Nicholas Hall & Company has now published its global OTC sales database, DB6, and it was heartening to see that self-medication drove overall market growth of about 4% to $119bn in 2014. OTC sales in the US account for 25% of worldwide turnover, but growth there was only 2.7% in the past year.
So where are OTCs in Action? China, the second largest market with an 18% share, grew by 7%, while in Brazil OTCs grew by 11% to claim a 3% worldwide share. Close competitor, Russia, also took a 3% share with growth of 9%. That said, Brazil and Russia’s rate of growth has slowed considerably in the past year. The last BRICs market, India, saw sales increase by 8%, a bit slower than at its peak a few years ago as well. The Indian OTC market captures only a 2% share of the global OTC pie at the moment, but will become an increasingly important market as its economy develops.
In contrast, OTCs were not in Action in Japan and France, which have seen declining sales for several years, although they did level out with only slight drops in 2014 to claim a 6% share and 3.5% share of the world market, respectively.
Gastrointestinals were the star performers on the global stage last year, with a sales increase of 5.2%, to account for 12% of the market. Analgesics, another very mature category, grew by 4.9% for a 13% share. Skin care products turned in the next best performance with sales growth of 4.4% and a 14% share, while Lifestyle OTCs grew by 4.2% for a 9% share.

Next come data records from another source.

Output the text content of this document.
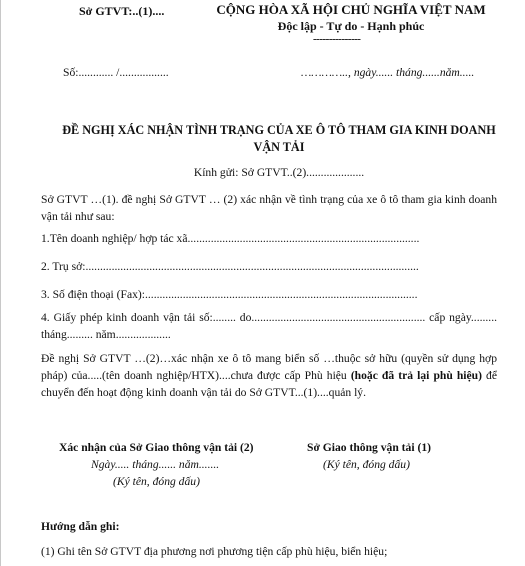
Sở GTVT:..(1)....	CỘNG HÒA XÃ HỘI CHỦ NGHĨA VIỆT NAM
Độc lập - Tự do - Hạnh phúc
---------------
Số:............ /.................	………….., ngày...... tháng......năm.....
ĐỀ NGHỊ XÁC NHẬN TÌNH TRẠNG CỦA XE Ô TÔ THAM GIA KINH DOANH
VẬN TẢI
Kính gửi: Sở GTVT..(2)....................
Sở GTVT …(1). đề nghị Sở GTVT … (2) xác nhận về tình trạng của xe ô tô tham gia kinh doanh vận tải như sau:
1.Tên doanh nghiệp/ hợp tác xã................................................................................
2. Trụ sở:...................................................................................................................
3. Số điện thoại (Fax):..............................................................................................
4. Giấy phép kinh doanh vận tải số:........ do............................................................ cấp ngày......... tháng......... năm...................
Đề nghị Sở GTVT …(2)…xác nhận xe ô tô mang biển số …thuộc sở hữu (quyền sử dụng hợp pháp) của.....(tên doanh nghiệp/HTX)....chưa được cấp Phù hiệu (hoặc đã trả lại phù hiệu) để chuyển đến hoạt động kinh doanh vận tải do Sở GTVT...(1)....quản lý.
Xác nhận của Sở Giao thông vận tải (2)
Ngày..... tháng...... năm.......
(Ký tên, đóng dấu)
Sở Giao thông vận tải (1)
(Ký tên, đóng dấu)
Hướng dẫn ghi:
(1) Ghi tên Sở GTVT địa phương nơi phương tiện cấp phù hiệu, biển hiệu;
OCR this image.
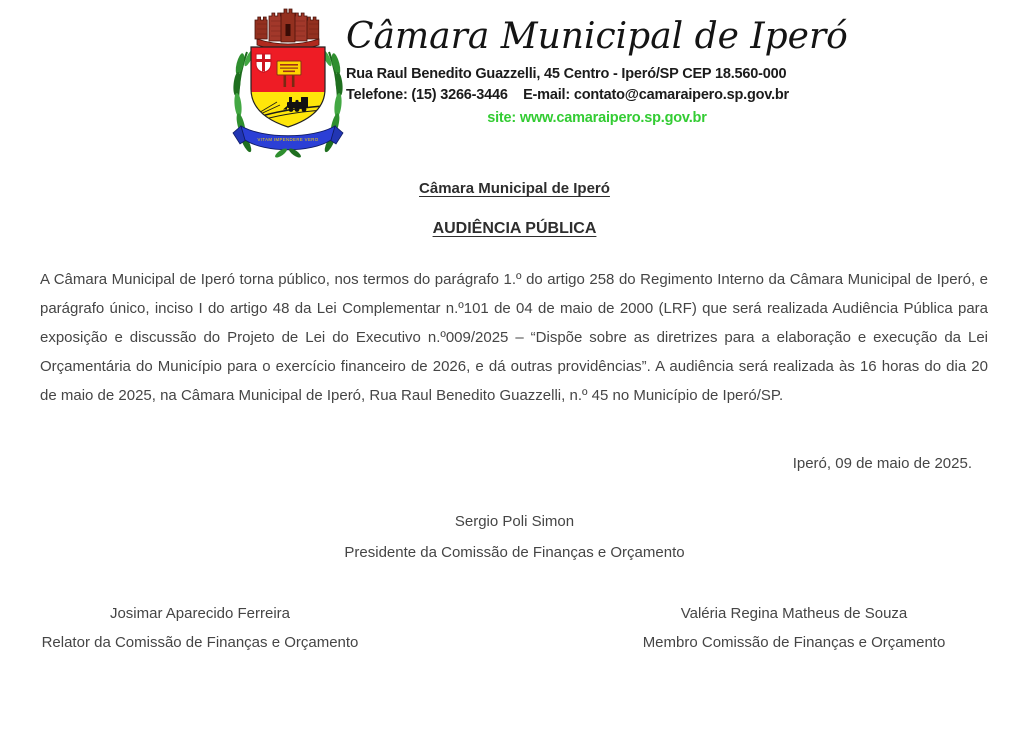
VITAM IMPENDERE VERO
Câmara Municipal de Iperó
Rua Raul Benedito Guazzelli, 45 Centro - Iperó/SP CEP 18.560-000
Telefone: (15) 3266-3446    E-mail: contato@camaraipero.sp.gov.br
site: www.camaraipero.sp.gov.br
Câmara Municipal de Iperó
AUDIÊNCIA PÚBLICA

A Câmara Municipal de Iperó torna público, nos termos do parágrafo 1.º do artigo 258 do Regimento Interno da Câmara Municipal de Iperó, e parágrafo único, inciso I do artigo 48 da Lei Complementar n.º101 de 04 de maio de 2000 (LRF) que será realizada Audiência Pública para exposição e discussão do Projeto de Lei do Executivo n.º009/2025 – “Dispõe sobre as diretrizes para a elaboração e execução da Lei Orçamentária do Município para o exercício financeiro de 2026, e dá outras providências”. A audiência será realizada às 16 horas do dia 20 de maio de 2025, na Câmara Municipal de Iperó, Rua Raul Benedito Guazzelli, n.º 45 no Município de Iperó/SP.

Iperó, 09 de maio de 2025.
Sergio Poli Simon
Presidente da Comissão de Finanças e Orçamento
Josimar Aparecido Ferreira
Relator da Comissão de Finanças e Orçamento
Valéria Regina Matheus de Souza
Membro Comissão de Finanças e Orçamento
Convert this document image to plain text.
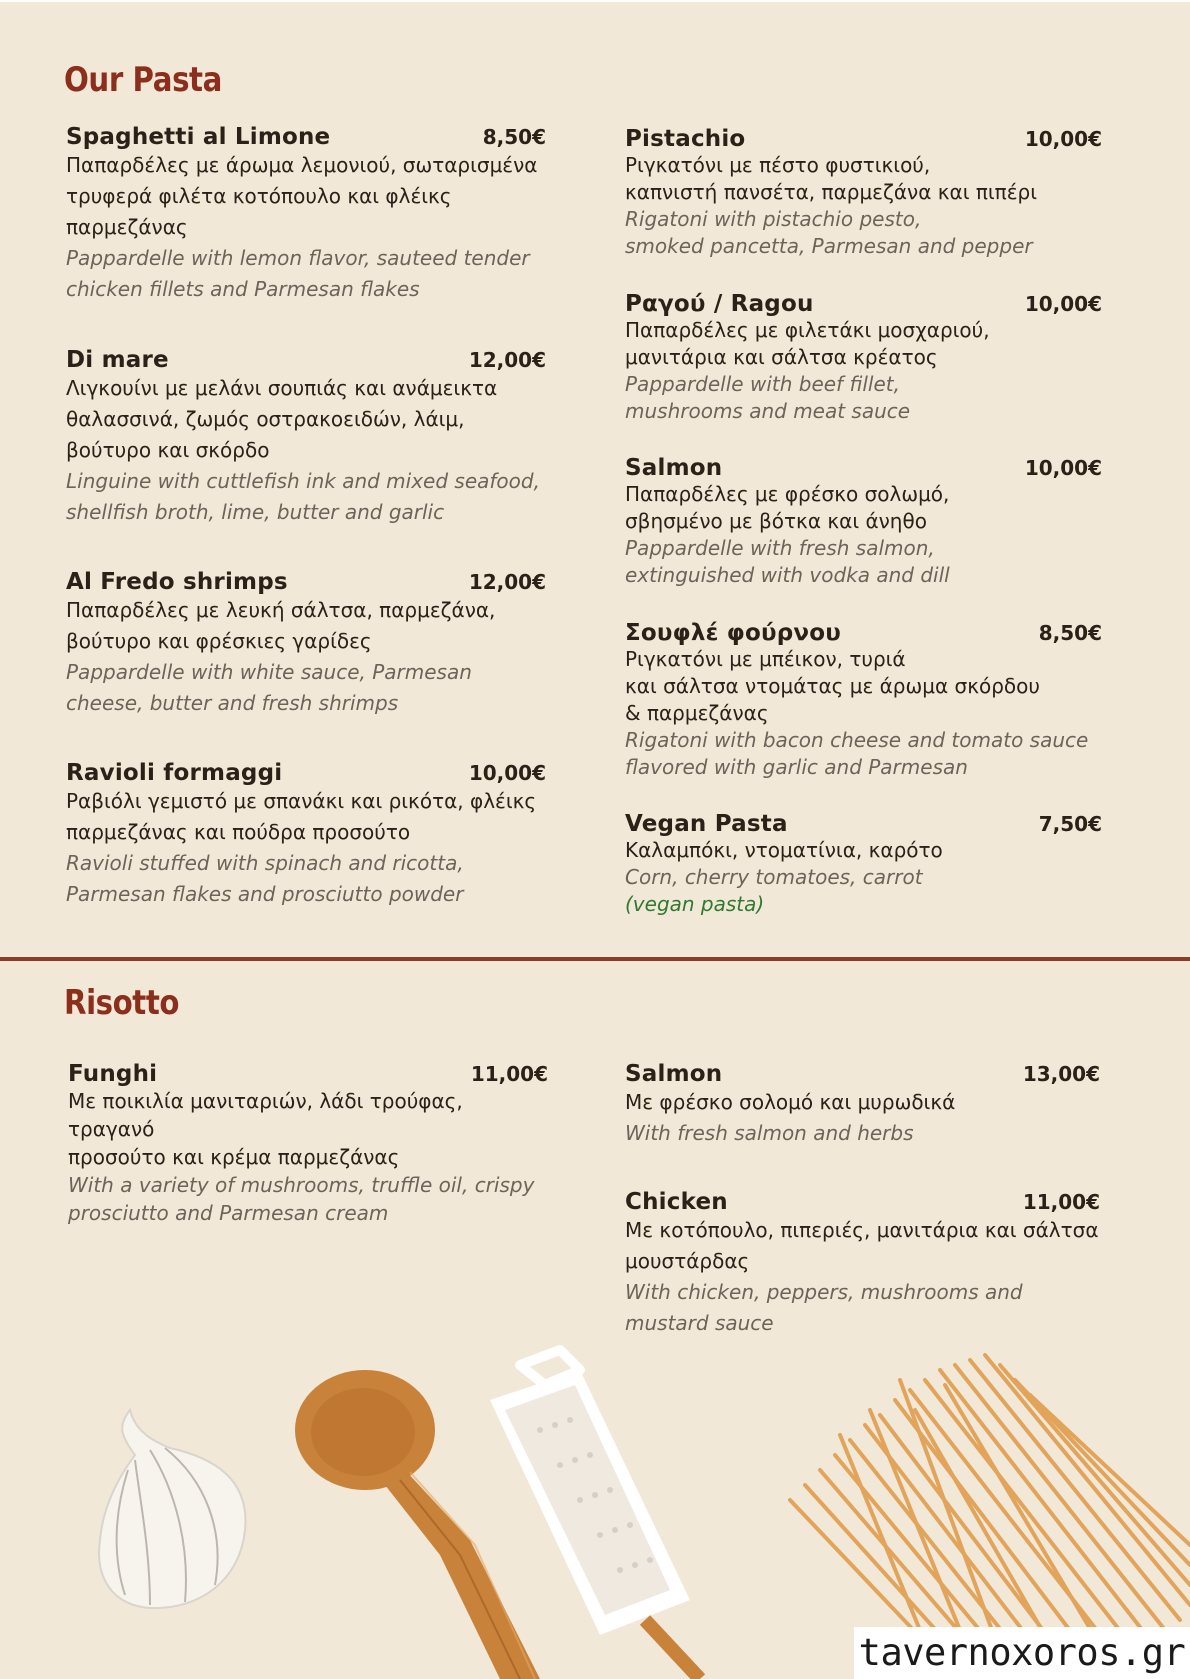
Our Pasta
Spaghetti al Limone	8,50€
Παπαρδέλες με άρωμα λεμονιού, σωταρισμένα
τρυφερά φιλέτα κοτόπουλο και φλέικς
παρμεζάνας
Pappardelle with lemon flavor, sauteed tender
chicken fillets and Parmesan flakes
Di mare	12,00€
Λιγκουίνι με μελάνι σουπιάς και ανάμεικτα
θαλασσινά, ζωμός οστρακοειδών, λάιμ,
βούτυρο και σκόρδο
Linguine with cuttlefish ink and mixed seafood,
shellfish broth, lime, butter and garlic
Al Fredo shrimps	12,00€
Παπαρδέλες με λευκή σάλτσα, παρμεζάνα,
βούτυρο και φρέσκιες γαρίδες
Pappardelle with white sauce, Parmesan
cheese, butter and fresh shrimps
Ravioli formaggi	10,00€
Ραβιόλι γεμιστό με σπανάκι και ρικότα, φλέικς
παρμεζάνας και πούδρα προσούτο
Ravioli stuffed with spinach and ricotta,
Parmesan flakes and prosciutto powder
Pistachio	10,00€
Ριγκατόνι με πέστο φυστικιού,
καπνιστή πανσέτα, παρμεζάνα και πιπέρι
Rigatoni with pistachio pesto,
smoked pancetta, Parmesan and pepper
Ραγού / Ragou	10,00€
Παπαρδέλες με φιλετάκι μοσχαριού,
μανιτάρια και σάλτσα κρέατος
Pappardelle with beef fillet,
mushrooms and meat sauce
Salmon	10,00€
Παπαρδέλες με φρέσκο σολωμό,
σβησμένο με βότκα και άνηθο
Pappardelle with fresh salmon,
extinguished with vodka and dill
Σουφλέ φούρνου	8,50€
Ριγκατόνι με μπέικον, τυριά
και σάλτσα ντομάτας με άρωμα σκόρδου
& παρμεζάνας
Rigatoni with bacon cheese and tomato sauce
flavored with garlic and Parmesan
Vegan Pasta	7,50€
Καλαμπόκι, ντοματίνια, καρότο
Corn, cherry tomatoes, carrot
(vegan pasta)
Risotto
Funghi	11,00€
Με ποικιλία μανιταριών, λάδι τρούφας, τραγανό
προσούτο και κρέμα παρμεζάνας
With a variety of mushrooms, truffle oil, crispy
prosciutto and Parmesan cream
Salmon	13,00€
Με φρέσκο σολομό και μυρωδικά
With fresh salmon and herbs
Chicken	11,00€
Με κοτόπουλο, πιπεριές, μανιτάρια και σάλτσα
μουστάρδας
With chicken, peppers, mushrooms and
mustard sauce
tavernoxoros.gr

Cough, cold & allergy products slowed to 3.7% growth to take a 20% share of the market, while the largest market, VMS, was weak with growth of 3.2% to take a 30% share.
Around the world, healthcare is shifting from clinics to kitchen counters as people take control of their therapeutic and wellness regimens at home. OTCs are the most effective and safest way to empower people to self-medicate and, at the same time, reduce government healthcare spending.